By Eamon Corbett
On December 12th, during finals week, 5 of us headed to Belle Isle Marsh Reservation in search of one of the most spectacular animals in Boston: a Snowy Owl. Snowies often hang out in the vicinity of Logan Airport in the winter (the treeless environment resembles their tundra breeding grounds), and there had been a number of sightings of one at Belle Isle. On this unseasonably warm December day, we were hoping to track it down.
Construction on the T slowed us down but we arrived at the marsh mid-afternoon, and started birding the entry road and nearby marsh. Chickadees and Song Sparrows were common, and we came across a big flock of American Tree Sparrows, with their crisp red-and-gray plumage.

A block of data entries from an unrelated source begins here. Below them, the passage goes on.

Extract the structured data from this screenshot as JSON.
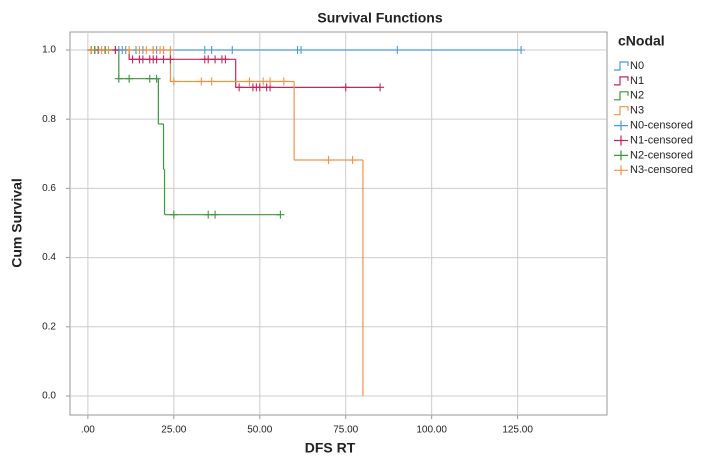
{
  "chart_data": {
    "type": "survival",
    "title": "Survival Functions",
    "x_label": "DFS RT",
    "y_label": "Cum Survival",
    "legend_title": "cNodal",
    "legend_position": "right",
    "grid": true,
    "xlim": [
      -5.2,
      151
    ],
    "ylim": [
      -0.055,
      1.052
    ],
    "xticks": [
      {
        "value": 0,
        "label": ".00"
      },
      {
        "value": 25,
        "label": "25.00"
      },
      {
        "value": 50,
        "label": "50.00"
      },
      {
        "value": 75,
        "label": "75.00"
      },
      {
        "value": 100,
        "label": "100.00"
      },
      {
        "value": 125,
        "label": "125.00"
      }
    ],
    "yticks": [
      {
        "value": 0,
        "label": "0.0"
      },
      {
        "value": 0.2,
        "label": "0.2"
      },
      {
        "value": 0.4,
        "label": "0.4"
      },
      {
        "value": 0.6,
        "label": "0.6"
      },
      {
        "value": 0.8,
        "label": "0.8"
      },
      {
        "value": 1,
        "label": "1.0"
      }
    ],
    "series": [
      {
        "name": "N0",
        "color": "#4a9ad4",
        "kind": "step",
        "x": [
          0,
          126
        ],
        "values": [
          1,
          1
        ]
      },
      {
        "name": "N1",
        "color": "#c4245c",
        "kind": "step",
        "x": [
          0,
          12,
          43,
          85
        ],
        "values": [
          1,
          0.973,
          0.892,
          0.892
        ]
      },
      {
        "name": "N2",
        "color": "#3a973a",
        "kind": "step",
        "x": [
          0,
          9,
          20.5,
          22,
          22.3,
          56
        ],
        "values": [
          1,
          0.917,
          0.786,
          0.655,
          0.524,
          0.524
        ]
      },
      {
        "name": "N3",
        "color": "#f0924a",
        "kind": "step",
        "x": [
          0,
          24,
          60,
          80
        ],
        "values": [
          1,
          0.909,
          0.682,
          0
        ]
      },
      {
        "name": "N0-censored",
        "color": "#4a9ad4",
        "kind": "censor",
        "x": [
          1,
          2,
          5,
          8,
          9,
          10,
          11,
          14,
          16,
          19,
          20,
          22,
          34,
          36,
          42,
          61,
          62,
          90,
          126
        ],
        "values": [
          1,
          1,
          1,
          1,
          1,
          1,
          1,
          1,
          1,
          1,
          1,
          1,
          1,
          1,
          1,
          1,
          1,
          1,
          1
        ]
      },
      {
        "name": "N1-censored",
        "color": "#c4245c",
        "kind": "censor",
        "x": [
          1,
          3,
          5,
          8,
          13,
          15,
          16,
          18,
          19,
          20,
          22,
          24,
          34,
          35,
          37,
          39,
          40,
          44,
          48,
          49,
          50,
          52,
          53,
          75,
          85
        ],
        "values": [
          1,
          1,
          1,
          1,
          0.973,
          0.973,
          0.973,
          0.973,
          0.973,
          0.973,
          0.973,
          0.973,
          0.973,
          0.973,
          0.973,
          0.973,
          0.973,
          0.892,
          0.892,
          0.892,
          0.892,
          0.892,
          0.892,
          0.892,
          0.892
        ]
      },
      {
        "name": "N2-censored",
        "color": "#3a973a",
        "kind": "censor",
        "x": [
          1,
          2,
          5,
          9,
          12,
          18,
          20,
          25,
          35,
          37,
          56
        ],
        "values": [
          1,
          1,
          1,
          0.917,
          0.917,
          0.917,
          0.917,
          0.524,
          0.524,
          0.524,
          0.524
        ]
      },
      {
        "name": "N3-censored",
        "color": "#f0924a",
        "kind": "censor",
        "x": [
          1,
          4,
          6,
          12,
          15,
          17,
          19,
          21,
          22,
          24,
          25,
          33,
          36,
          47,
          51,
          53,
          57,
          70,
          77
        ],
        "values": [
          1,
          1,
          1,
          1,
          1,
          1,
          1,
          1,
          1,
          1,
          0.909,
          0.909,
          0.909,
          0.909,
          0.909,
          0.909,
          0.909,
          0.682,
          0.682
        ]
      }
    ]
  }
}
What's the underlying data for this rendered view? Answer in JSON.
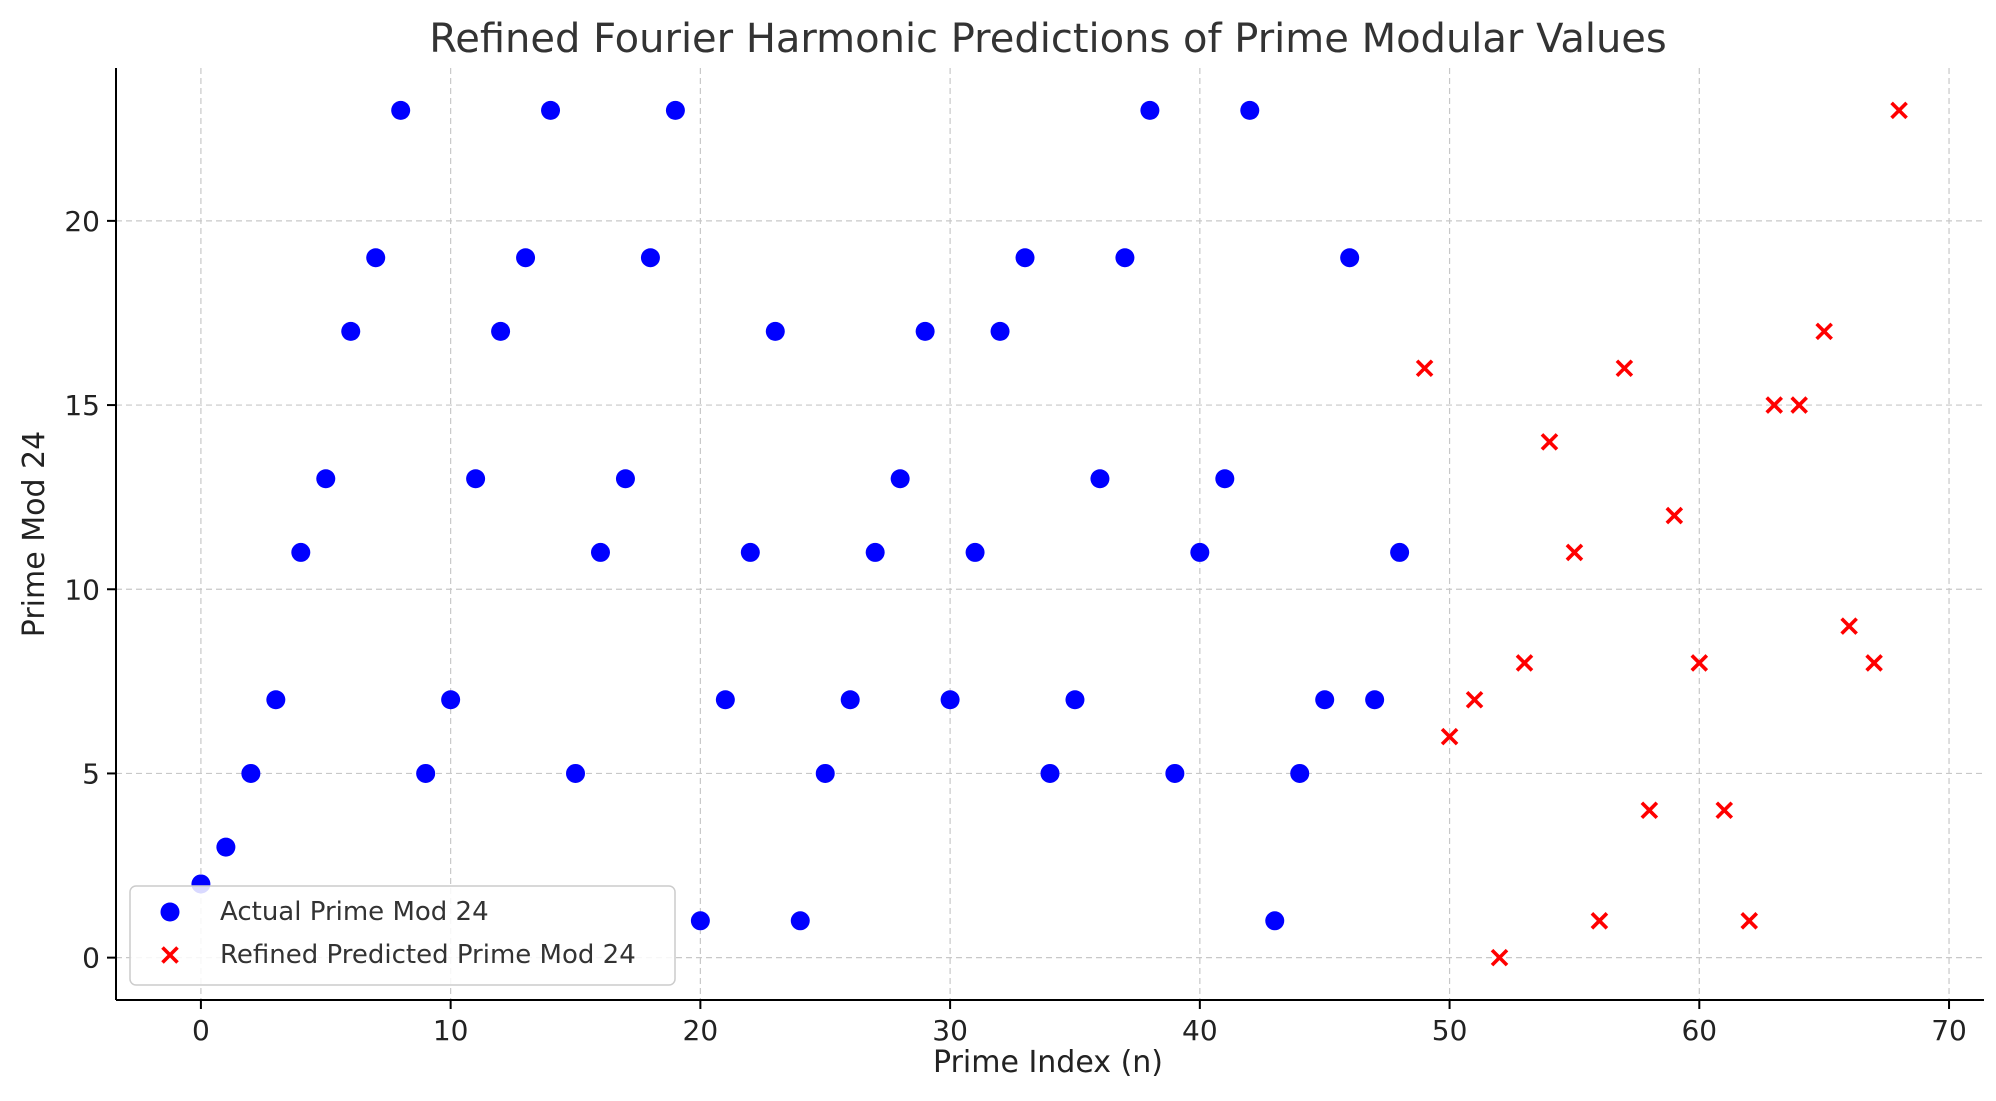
{
  "chart_data": {
    "type": "scatter",
    "title": "Refined Fourier Harmonic Predictions of Prime Modular Values",
    "xlabel": "Prime Index (n)",
    "ylabel": "Prime Mod 24",
    "xlim": [
      -3.4,
      71.4
    ],
    "ylim": [
      -1.15,
      24.15
    ],
    "xticks": [
      0,
      10,
      20,
      30,
      40,
      50,
      60,
      70
    ],
    "yticks": [
      0,
      5,
      10,
      15,
      20
    ],
    "grid": true,
    "legend_position": "lower-left",
    "series": [
      {
        "name": "Actual Prime Mod 24",
        "marker": "circle",
        "color": "#0000ff",
        "x": [
          0,
          1,
          2,
          3,
          4,
          5,
          6,
          7,
          8,
          9,
          10,
          11,
          12,
          13,
          14,
          15,
          16,
          17,
          18,
          19,
          20,
          21,
          22,
          23,
          24,
          25,
          26,
          27,
          28,
          29,
          30,
          31,
          32,
          33,
          34,
          35,
          36,
          37,
          38,
          39,
          40,
          41,
          42,
          43,
          44,
          45,
          46,
          47,
          48
        ],
        "y": [
          2,
          3,
          5,
          7,
          11,
          13,
          17,
          19,
          23,
          5,
          7,
          13,
          17,
          19,
          23,
          5,
          11,
          13,
          19,
          23,
          1,
          7,
          11,
          17,
          1,
          5,
          7,
          11,
          13,
          17,
          7,
          11,
          17,
          19,
          5,
          7,
          13,
          19,
          23,
          5,
          11,
          13,
          23,
          1,
          5,
          7,
          19,
          7,
          11
        ]
      },
      {
        "name": "Refined Predicted Prime Mod 24",
        "marker": "x",
        "color": "#ff0000",
        "x": [
          49,
          50,
          51,
          52,
          53,
          54,
          55,
          56,
          57,
          58,
          59,
          60,
          61,
          62,
          63,
          64,
          65,
          66,
          67,
          68
        ],
        "y": [
          16,
          6,
          7,
          0,
          8,
          14,
          11,
          1,
          16,
          4,
          12,
          8,
          4,
          1,
          15,
          15,
          17,
          9,
          8,
          23
        ]
      }
    ]
  }
}
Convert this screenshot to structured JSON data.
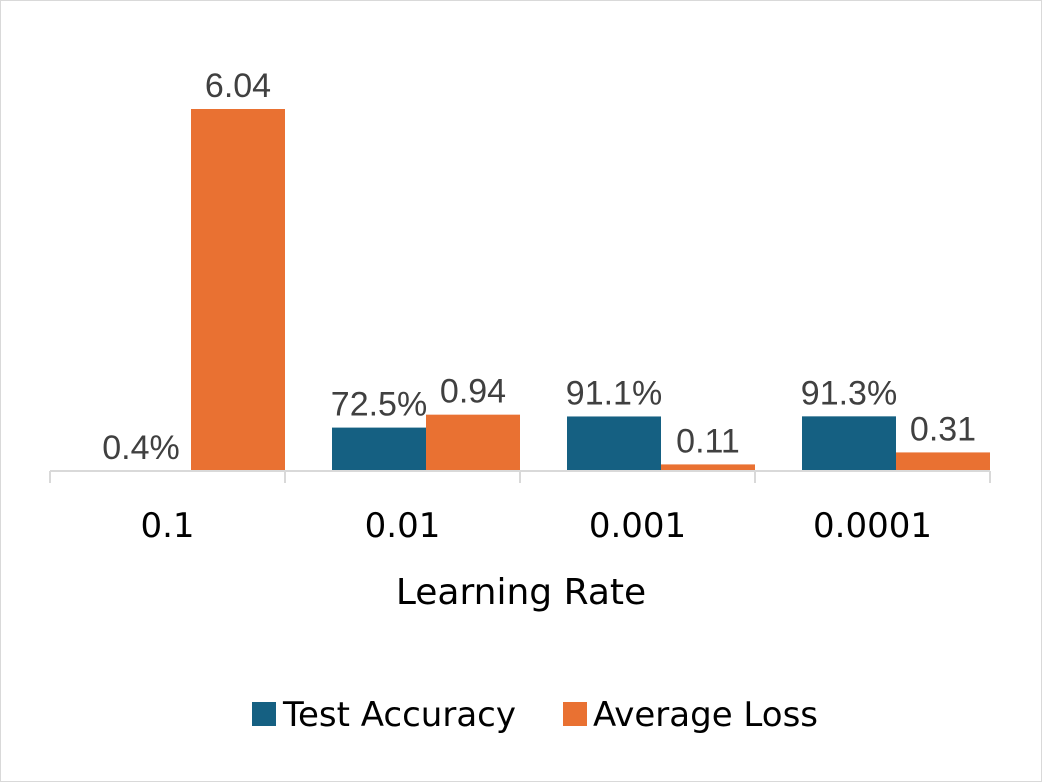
{
  "chart_data": {
    "type": "bar",
    "title": "",
    "xlabel": "Learning Rate",
    "ylabel": "",
    "categories": [
      "0.1",
      "0.01",
      "0.001",
      "0.0001"
    ],
    "series": [
      {
        "name": "Test Accuracy",
        "color": "#156082",
        "values": [
          0.4,
          72.5,
          91.1,
          91.3
        ],
        "labels": [
          "0.4%",
          "72.5%",
          "91.1%",
          "91.3%"
        ]
      },
      {
        "name": "Average Loss",
        "color": "#e97132",
        "values": [
          6.04,
          0.94,
          0.11,
          0.31
        ],
        "labels": [
          "6.04",
          "0.94",
          "0.11",
          "0.31"
        ]
      }
    ],
    "grid": false,
    "legend_position": "bottom"
  }
}
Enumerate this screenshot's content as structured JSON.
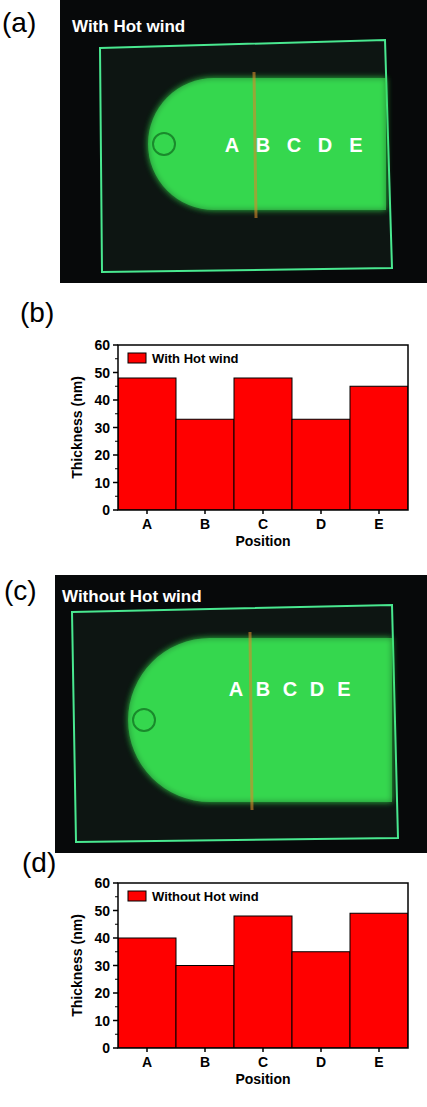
{
  "panel_labels": [
    "(a)",
    "(b)",
    "(c)",
    "(d)"
  ],
  "photos": [
    {
      "caption": "With Hot wind",
      "points": [
        "A",
        "B",
        "C",
        "D",
        "E"
      ]
    },
    {
      "caption": "Without Hot wind",
      "points": [
        "A",
        "B",
        "C",
        "D",
        "E"
      ]
    }
  ],
  "chart_data": [
    {
      "type": "bar",
      "x_label": "Position",
      "y_label": "Thickness (nm)",
      "categories": [
        "A",
        "B",
        "C",
        "D",
        "E"
      ],
      "series": [
        {
          "name": "With Hot wind",
          "color": "#ff0000",
          "values": [
            48,
            33,
            48,
            33,
            45
          ]
        }
      ],
      "ylim": [
        0,
        60
      ],
      "yticks": [
        0,
        10,
        20,
        30,
        40,
        50,
        60
      ],
      "grid": false,
      "legend": "upper left"
    },
    {
      "type": "bar",
      "x_label": "Position",
      "y_label": "Thickness (nm)",
      "categories": [
        "A",
        "B",
        "C",
        "D",
        "E"
      ],
      "series": [
        {
          "name": "Without Hot wind",
          "color": "#ff0000",
          "values": [
            40,
            30,
            48,
            35,
            49
          ]
        }
      ],
      "ylim": [
        0,
        60
      ],
      "yticks": [
        0,
        10,
        20,
        30,
        40,
        50,
        60
      ],
      "grid": false,
      "legend": "upper left"
    }
  ]
}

We started scanning for the owl from the main observation tower, which has a view of the entire marsh. Gulls and geese were common, and there were a variety of ducks as well: Buffleheads, Red-breasted Mergansers, American Black Ducks and Mallards.
We didn’t see any owls immediately, but did spot a different white bird in the marsh: an immature Little Blue Heron, not yet old enough to be blue, and quite unusual for the area. It had been seen a Belle Isle recently by others, so we were happy to spot it.
We continued down into the marsh, but had no further success owl-wise, so we searched the meadow briefly, finding a singing Mockingbird and a Red-tailed Hawk. At that point a big group of birders walked by to the marsh, and we asked what they had seen.
“Well, there’s a Snowy Owl on top of that building,” was the reply.
And there was! On a distant hillside there was a large brick building (a school, probably), and we looked through a telescope to see an unmistakeable white blob perched atop its chimney!
It was a very distant owl, but it was definitely there, and we climbed the observation tower to get a (slightly) closer look. It watched from its lofty perch, bringing a touch of the arctic to otherwise balmy Boston, until the sun began to set and we headed back into the thick of exams.